There is nothing more intensely powerful and heart-lifting than watching a sunset, sitting at the end of Los Angeles’ Santa Monica pier, drinking a frozen Margarita.
A moment of intense joy in the wonder of nature, tinged with sadness as the sun quickly pockets itself into the horizon, but filled with hope in the knowledge that it will rise again.
Is there something that’s happened to you, which at the time was seemingly negative but eventually turned out to be positive?
People tell lies. It’s human nature.
But four years ago, when I was at my most vulnerable, having lost a lucrative job on a national newspaper, hitting the menopause, and with my 50th birthday imminent and feeling on the scrapheap, somebody sent me a vile e-mail that was packed with lies.

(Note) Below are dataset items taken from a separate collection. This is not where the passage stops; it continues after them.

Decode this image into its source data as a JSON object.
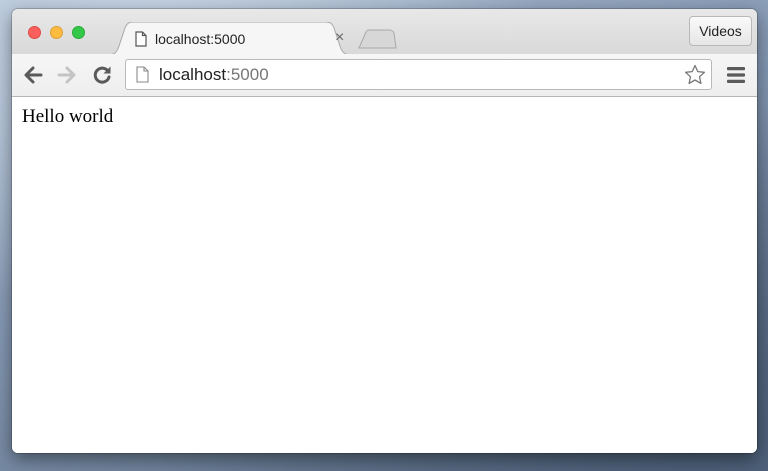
{
  "window": {
    "tab": {
      "title": "localhost:5000",
      "page_icon": "document-icon",
      "close_icon": "close-icon",
      "close_glyph": "×"
    },
    "new_tab_icon": "new-tab-icon",
    "extension_button_label": "Videos"
  },
  "toolbar": {
    "back_icon": "arrow-left-icon",
    "forward_icon": "arrow-right-icon",
    "reload_icon": "reload-icon",
    "address": {
      "host": "localhost",
      "port": ":5000",
      "page_icon": "document-icon"
    },
    "bookmark_icon": "star-icon",
    "menu_icon": "hamburger-icon"
  },
  "page": {
    "text": "Hello world"
  },
  "colors": {
    "close_red": "#fc605c",
    "minimize_yellow": "#fdbc40",
    "zoom_green": "#34c84a"
  }
}
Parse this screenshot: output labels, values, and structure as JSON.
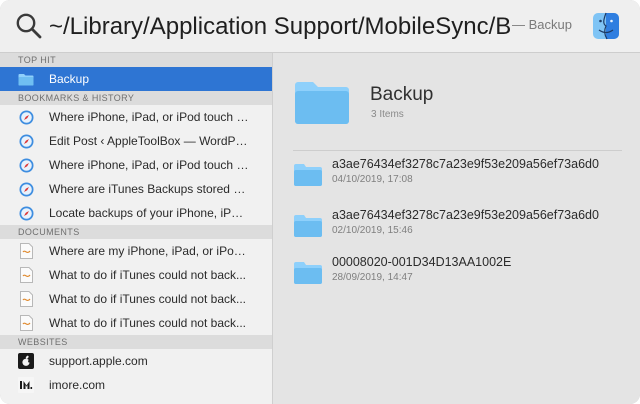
{
  "search": {
    "query": "~/Library/Application Support/MobileSync/Ba",
    "kind_hint": "— Backup",
    "search_icon": "magnifier-icon",
    "app_icon": "finder-icon"
  },
  "sidebar": {
    "sections": [
      {
        "header": "TOP HIT",
        "items": [
          {
            "label": "Backup",
            "icon": "folder-icon",
            "selected": true
          }
        ]
      },
      {
        "header": "BOOKMARKS & HISTORY",
        "items": [
          {
            "label": "Where iPhone, iPad, or iPod touch b...",
            "icon": "safari-icon"
          },
          {
            "label": "Edit Post ‹ AppleToolBox — WordPre...",
            "icon": "safari-icon"
          },
          {
            "label": "Where iPhone, iPad, or iPod touch b...",
            "icon": "safari-icon"
          },
          {
            "label": "Where are iTunes Backups stored on...",
            "icon": "safari-icon"
          },
          {
            "label": "Locate backups of your iPhone, iPad...",
            "icon": "safari-icon"
          }
        ]
      },
      {
        "header": "DOCUMENTS",
        "items": [
          {
            "label": "Where are my iPhone, iPad, or iPod t...",
            "icon": "document-icon"
          },
          {
            "label": "What to do if iTunes could not back...",
            "icon": "document-icon"
          },
          {
            "label": "What to do if iTunes could not back...",
            "icon": "document-icon"
          },
          {
            "label": "What to do if iTunes could not back...",
            "icon": "document-icon"
          }
        ]
      },
      {
        "header": "WEBSITES",
        "items": [
          {
            "label": "support.apple.com",
            "icon": "apple-logo-icon"
          },
          {
            "label": "imore.com",
            "icon": "imore-logo-icon"
          }
        ]
      }
    ]
  },
  "preview": {
    "title": "Backup",
    "subtitle": "3 Items",
    "files": [
      {
        "name": "a3ae76434ef3278c7a23e9f53e209a56ef73a6d0",
        "date": "04/10/2019, 17:08"
      },
      {
        "name": "a3ae76434ef3278c7a23e9f53e209a56ef73a6d0",
        "date": "02/10/2019, 15:46"
      },
      {
        "name": "00008020-001D34D13AA1002E",
        "date": "28/09/2019, 14:47"
      }
    ]
  },
  "colors": {
    "selection": "#2e75d3",
    "folder": "#69b9ef",
    "safari": "#3d8de0"
  }
}
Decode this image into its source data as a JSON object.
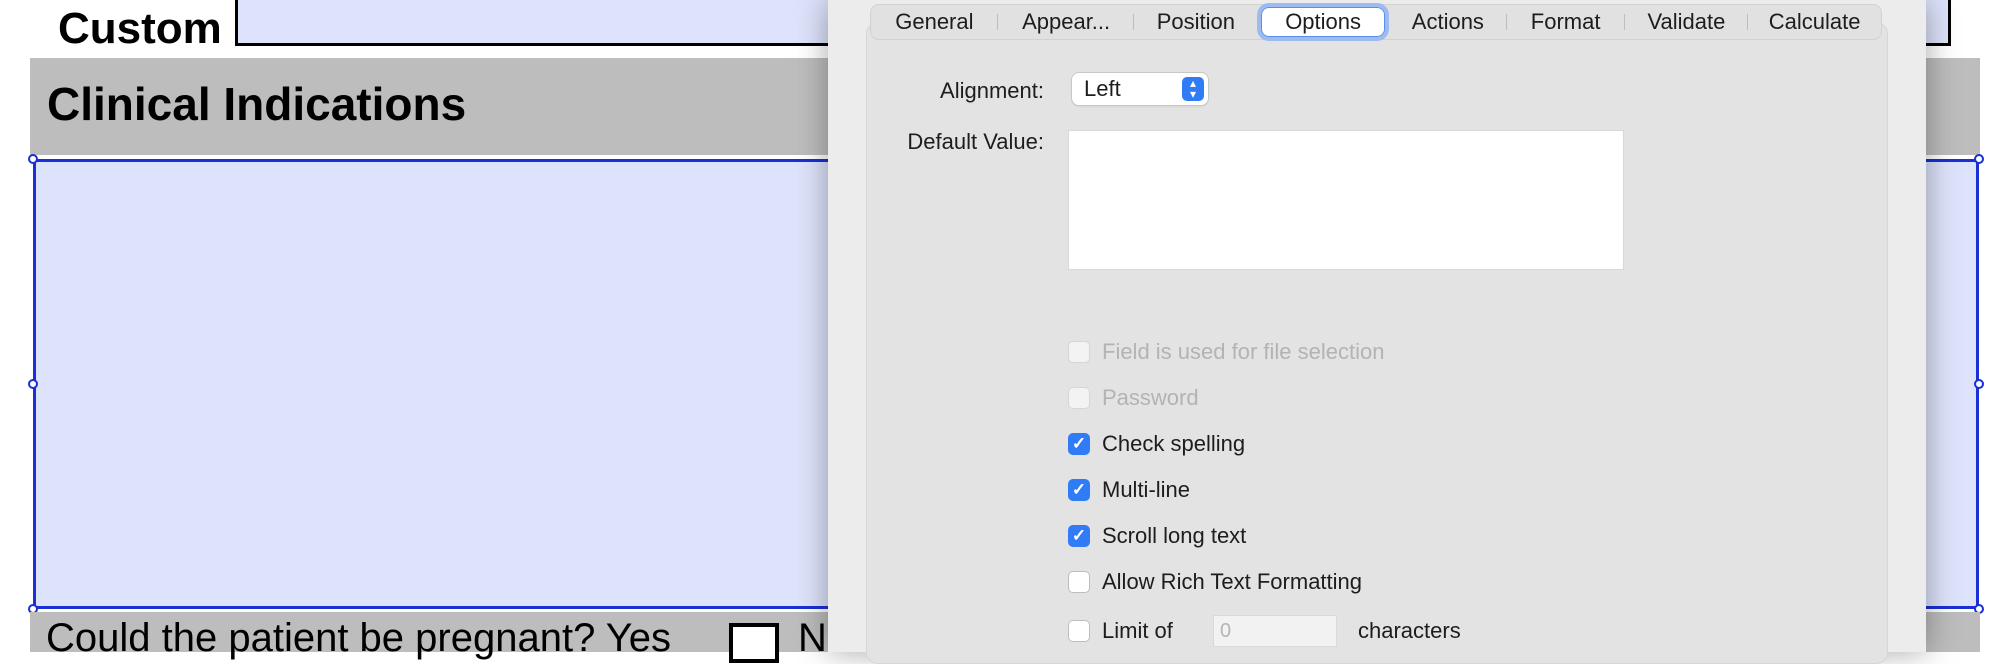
{
  "form": {
    "custom_label": "Custom",
    "section_title": "Clinical Indications",
    "question": "Could the patient be pregnant?  Yes",
    "no_partial": "N"
  },
  "dialog": {
    "tabs": [
      {
        "label": "General"
      },
      {
        "label": "Appear..."
      },
      {
        "label": "Position"
      },
      {
        "label": "Options",
        "active": true
      },
      {
        "label": "Actions"
      },
      {
        "label": "Format"
      },
      {
        "label": "Validate"
      },
      {
        "label": "Calculate"
      }
    ],
    "alignment_label": "Alignment:",
    "alignment_value": "Left",
    "default_value_label": "Default Value:",
    "default_value": "",
    "options": [
      {
        "label": "Field is used for file selection",
        "checked": false,
        "disabled": true
      },
      {
        "label": "Password",
        "checked": false,
        "disabled": true
      },
      {
        "label": "Check spelling",
        "checked": true,
        "disabled": false
      },
      {
        "label": "Multi-line",
        "checked": true,
        "disabled": false
      },
      {
        "label": "Scroll long text",
        "checked": true,
        "disabled": false
      },
      {
        "label": "Allow Rich Text Formatting",
        "checked": false,
        "disabled": false
      },
      {
        "label": "Limit of",
        "checked": false,
        "disabled": false
      }
    ],
    "limit_value": "0",
    "characters_label": "characters"
  },
  "colors": {
    "field_fill": "#dde3fb",
    "selection_border": "#1a2fd6",
    "accent": "#2f7cf6"
  }
}
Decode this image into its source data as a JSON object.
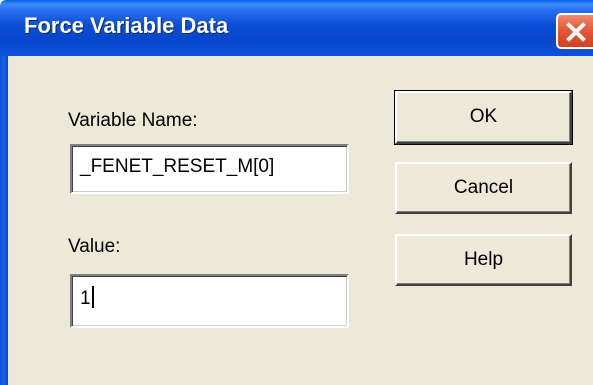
{
  "window": {
    "title": "Force Variable Data"
  },
  "form": {
    "variable_name_label": "Variable Name:",
    "variable_name_value": "_FENET_RESET_M[0]",
    "value_label": "Value:",
    "value_value": "1"
  },
  "buttons": {
    "ok_label": "OK",
    "cancel_label": "Cancel",
    "help_label": "Help"
  },
  "colors": {
    "titlebar": "#0846cc",
    "close_button": "#e45a38",
    "dialog_face": "#ece9d8"
  },
  "icons": {
    "close": "close-icon"
  }
}
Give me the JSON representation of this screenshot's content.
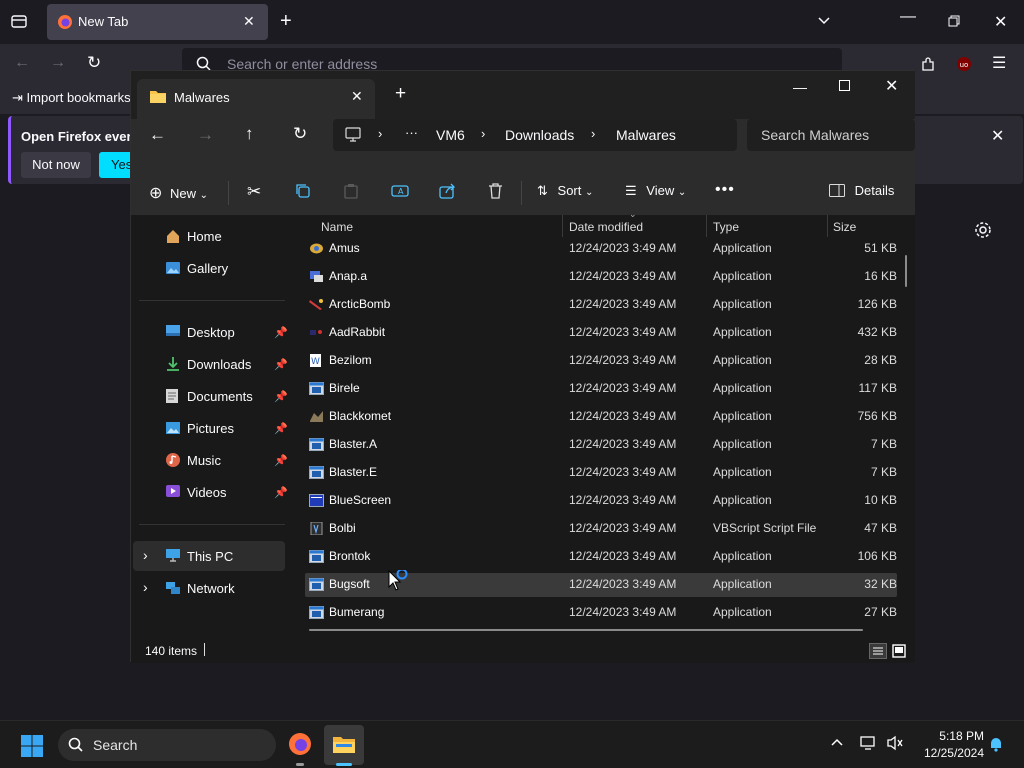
{
  "browser": {
    "tab_title": "New Tab",
    "url_placeholder": "Search or enter address",
    "bookmark_import": "Import bookmarks",
    "notification": {
      "text": "Open Firefox every",
      "not_now": "Not now",
      "yes": "Yes,"
    }
  },
  "explorer": {
    "tab_title": "Malwares",
    "breadcrumb": [
      "VM6",
      "Downloads",
      "Malwares"
    ],
    "search_placeholder": "Search Malwares",
    "commands": {
      "new": "New",
      "sort": "Sort",
      "view": "View",
      "details": "Details"
    },
    "nav": {
      "home": "Home",
      "gallery": "Gallery",
      "desktop": "Desktop",
      "downloads": "Downloads",
      "documents": "Documents",
      "pictures": "Pictures",
      "music": "Music",
      "videos": "Videos",
      "this_pc": "This PC",
      "network": "Network"
    },
    "columns": {
      "name": "Name",
      "date": "Date modified",
      "type": "Type",
      "size": "Size"
    },
    "files": [
      {
        "name": "Amus",
        "date": "12/24/2023 3:49 AM",
        "type": "Application",
        "size": "51 KB",
        "icon": "amus-icon"
      },
      {
        "name": "Anap.a",
        "date": "12/24/2023 3:49 AM",
        "type": "Application",
        "size": "16 KB",
        "icon": "anap-icon"
      },
      {
        "name": "ArcticBomb",
        "date": "12/24/2023 3:49 AM",
        "type": "Application",
        "size": "126 KB",
        "icon": "arcticbomb-icon"
      },
      {
        "name": "AadRabbit",
        "date": "12/24/2023 3:49 AM",
        "type": "Application",
        "size": "432 KB",
        "icon": "aadrabbit-icon"
      },
      {
        "name": "Bezilom",
        "date": "12/24/2023 3:49 AM",
        "type": "Application",
        "size": "28 KB",
        "icon": "word-doc-icon"
      },
      {
        "name": "Birele",
        "date": "12/24/2023 3:49 AM",
        "type": "Application",
        "size": "117 KB",
        "icon": "app-window-icon"
      },
      {
        "name": "Blackkomet",
        "date": "12/24/2023 3:49 AM",
        "type": "Application",
        "size": "756 KB",
        "icon": "blackkomet-icon"
      },
      {
        "name": "Blaster.A",
        "date": "12/24/2023 3:49 AM",
        "type": "Application",
        "size": "7 KB",
        "icon": "app-window-icon"
      },
      {
        "name": "Blaster.E",
        "date": "12/24/2023 3:49 AM",
        "type": "Application",
        "size": "7 KB",
        "icon": "app-window-icon"
      },
      {
        "name": "BlueScreen",
        "date": "12/24/2023 3:49 AM",
        "type": "Application",
        "size": "10 KB",
        "icon": "bluescreen-icon"
      },
      {
        "name": "Bolbi",
        "date": "12/24/2023 3:49 AM",
        "type": "VBScript Script File",
        "size": "47 KB",
        "icon": "vbscript-icon"
      },
      {
        "name": "Brontok",
        "date": "12/24/2023 3:49 AM",
        "type": "Application",
        "size": "106 KB",
        "icon": "app-window-icon"
      },
      {
        "name": "Bugsoft",
        "date": "12/24/2023 3:49 AM",
        "type": "Application",
        "size": "32 KB",
        "icon": "app-window-icon"
      },
      {
        "name": "Bumerang",
        "date": "12/24/2023 3:49 AM",
        "type": "Application",
        "size": "27 KB",
        "icon": "app-window-icon"
      }
    ],
    "status": "140 items"
  },
  "taskbar": {
    "search_placeholder": "Search",
    "time": "5:18 PM",
    "date": "12/25/2024"
  },
  "colors": {
    "accent": "#4cc2ff",
    "selected_row": "#3a3a3a",
    "firefox_accent": "#00ddff"
  }
}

I wanted to crawl into a hole, thinking I was the most unloved, horrible creature on the planet. I went into emotional meltdown, ran away to Los Angeles and did a screenwriting course.
And now I have a new life. The lies still hurt – pain never goes away. But you can diminish it by creating new, more positive memories.
On a less personal scale, when 9/11 happened, I asked myself, “What would be your one regret, if you had been on one of those planes and known that this was the end?” Mine was that I had never lived in Paris. The following week, I was on the Eurostar and living in the City of Light, where I stayed for seven wonderful years.
Follow your dreams. The worst that can happen is that you wake up. But there will always be another one.